By John Gruber
Kolide ensures only secure devices can access your cloud apps.
It’s Zero Trust for Okta.
Emma Roth, writing for The Verge:
Apple may be cracking down on apps that no longer receive updates. In a screenshotted email sent to affected developers, titled “App Improvement Notice,” Apple warns it will remove apps from the App Store that haven’t been “updated in a significant amount of time” and gives developers just 30 days to update them.
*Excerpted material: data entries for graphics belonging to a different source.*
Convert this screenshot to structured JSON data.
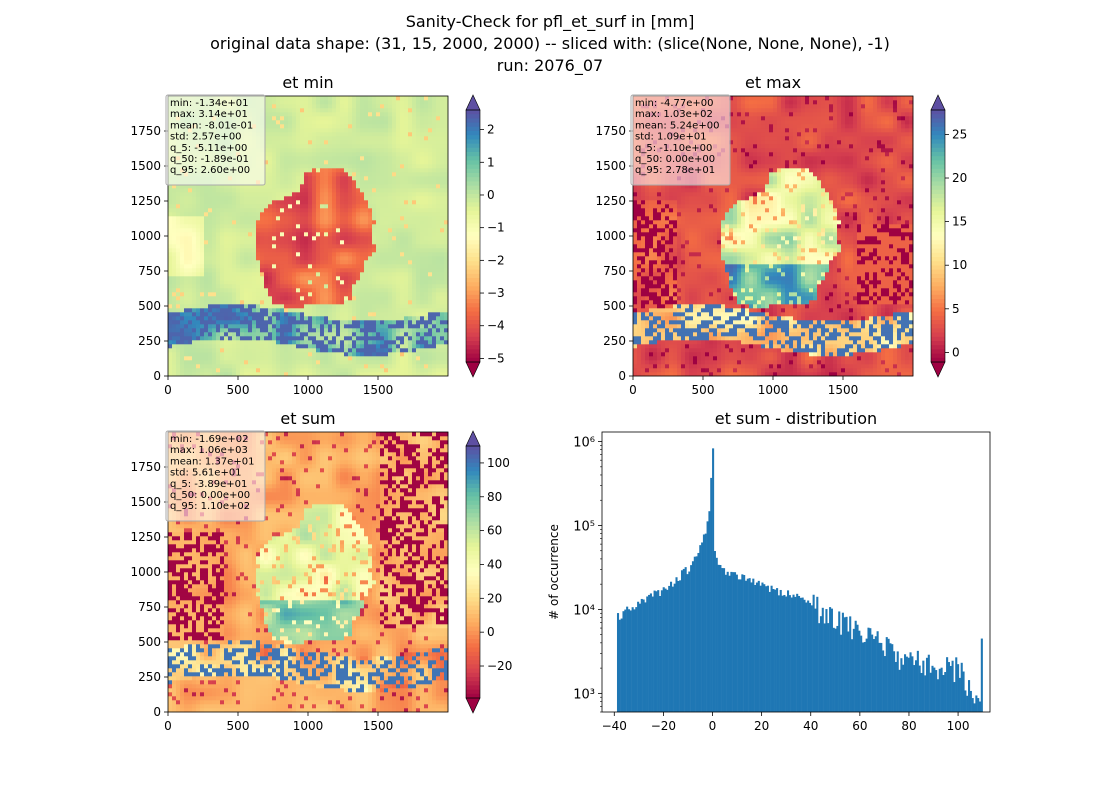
{
  "figure": {
    "title_lines": [
      "Sanity-Check for pfl_et_surf in [mm]",
      "original data shape: (31, 15, 2000, 2000) -- sliced with: (slice(None, None, None), -1)",
      "run: 2076_07"
    ]
  },
  "chart_data": [
    {
      "type": "heatmap",
      "title": "et min",
      "xlim": [
        0,
        2000
      ],
      "ylim": [
        0,
        2000
      ],
      "xticks": [
        "0",
        "500",
        "1000",
        "1500"
      ],
      "yticks": [
        "0",
        "250",
        "500",
        "750",
        "1000",
        "1250",
        "1500",
        "1750"
      ],
      "colormap": "Spectral",
      "color_range": [
        -5.11,
        2.6
      ],
      "colorbar_ticks": [
        "2",
        "1",
        "0",
        "−1",
        "−2",
        "−3",
        "−4",
        "−5"
      ],
      "colorbar_extend": "both",
      "stats": [
        "min: -1.34e+01",
        "max: 3.14e+01",
        "mean: -8.01e-01",
        "std: 2.57e+00",
        "q_5: -5.11e+00",
        "q_50: -1.89e-01",
        "q_95: 2.60e+00"
      ]
    },
    {
      "type": "heatmap",
      "title": "et max",
      "xlim": [
        0,
        2000
      ],
      "ylim": [
        0,
        2000
      ],
      "xticks": [
        "0",
        "500",
        "1000",
        "1500"
      ],
      "yticks": [
        "0",
        "250",
        "500",
        "750",
        "1000",
        "1250",
        "1500",
        "1750"
      ],
      "colormap": "Spectral",
      "color_range": [
        -1.1,
        27.8
      ],
      "colorbar_ticks": [
        "25",
        "20",
        "15",
        "10",
        "5",
        "0"
      ],
      "colorbar_extend": "both",
      "stats": [
        "min: -4.77e+00",
        "max: 1.03e+02",
        "mean: 5.24e+00",
        "std: 1.09e+01",
        "q_5: -1.10e+00",
        "q_50: 0.00e+00",
        "q_95: 2.78e+01"
      ]
    },
    {
      "type": "heatmap",
      "title": "et sum",
      "xlim": [
        0,
        2000
      ],
      "ylim": [
        0,
        2000
      ],
      "xticks": [
        "0",
        "500",
        "1000",
        "1500"
      ],
      "yticks": [
        "0",
        "250",
        "500",
        "750",
        "1000",
        "1250",
        "1500",
        "1750"
      ],
      "colormap": "Spectral",
      "color_range": [
        -38.9,
        110
      ],
      "colorbar_ticks": [
        "100",
        "80",
        "60",
        "40",
        "20",
        "0",
        "−20"
      ],
      "colorbar_extend": "both",
      "stats": [
        "min: -1.69e+02",
        "max: 1.06e+03",
        "mean: 1.37e+01",
        "std: 5.61e+01",
        "q_5: -3.89e+01",
        "q_50: 0.00e+00",
        "q_95: 1.10e+02"
      ]
    },
    {
      "type": "bar",
      "title": "et sum - distribution",
      "ylabel": "# of occurrence",
      "yscale": "log",
      "xlim": [
        -45,
        113
      ],
      "ylim": [
        600,
        1300000
      ],
      "xticks": [
        "−40",
        "−20",
        "0",
        "20",
        "40",
        "60",
        "80",
        "100"
      ],
      "yticks": [
        "10³",
        "10⁴",
        "10⁵",
        "10⁶"
      ],
      "bar_color": "#1f77b4",
      "bins": [
        -38.9,
        110
      ],
      "bin_count": 200,
      "approx_counts": [
        {
          "x": -38.9,
          "y": 8000
        },
        {
          "x": -30,
          "y": 12000
        },
        {
          "x": -20,
          "y": 17000
        },
        {
          "x": -10,
          "y": 30000
        },
        {
          "x": -5,
          "y": 55000
        },
        {
          "x": -1.5,
          "y": 120000
        },
        {
          "x": 0,
          "y": 830000
        },
        {
          "x": 1,
          "y": 40000
        },
        {
          "x": 5,
          "y": 27000
        },
        {
          "x": 20,
          "y": 20000
        },
        {
          "x": 40,
          "y": 12000
        },
        {
          "x": 60,
          "y": 5500
        },
        {
          "x": 80,
          "y": 2500
        },
        {
          "x": 100,
          "y": 2000
        },
        {
          "x": 109,
          "y": 800
        },
        {
          "x": 110,
          "y": 4500
        }
      ]
    }
  ]
}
“You can keep this app available for new users to discover and download from the App Store by submitting an update for review in 30 days,” Apple writes in the email. “If no update is submitted in 30 days, the app will be removed from sale.” While Apple will remove the outdated apps from the App Store, any previously downloaded apps will remain on users’ devices.
This seems logical on the surface — culling apps that haven’t been updated in a while sounds like a good way to keep everything in the App Store fresh, for lack of a better word. And there have been various technical transitions over the years where something like this has been necessary (for some definition of “necessary”) like the 32-bit to 64-bit transition.
But in practice, there are a lot of apps that haven’t been updated in a while that continue to run just fine. It’s often not just a matter of opening a project file in Xcode and recompiling to get a new build. Sometimes you open an older project and it takes a lot of work to get it to recompile against the current SDKs.
I get the feeling this has a particularly heavy cost for indie game makers — and, ultimately, the players and would-be players of their games. We can watch really old movies today — movies that aren’t just years or decades old, but generations old. We can read works of literature that are centuries old. But we can’t play iPhone games that are three years old unless the developers constantly devote time and attention to making sure they keep up with latest SDKs every 2-3 years? Pixar doesn’t have to re-render Toy Story every couple of years.
It’s a hard problem and I can see the upsides of Apple automating the clearing of truly abandoned apps from the App Store, but it seems like there ought to be a way for developers of not-updated-for-a-while apps and games to just log into Apple’s developer portal and hit a button to vouch that they still work and don’t need an update. Apple could then only cull the apps from developers who didn’t respond.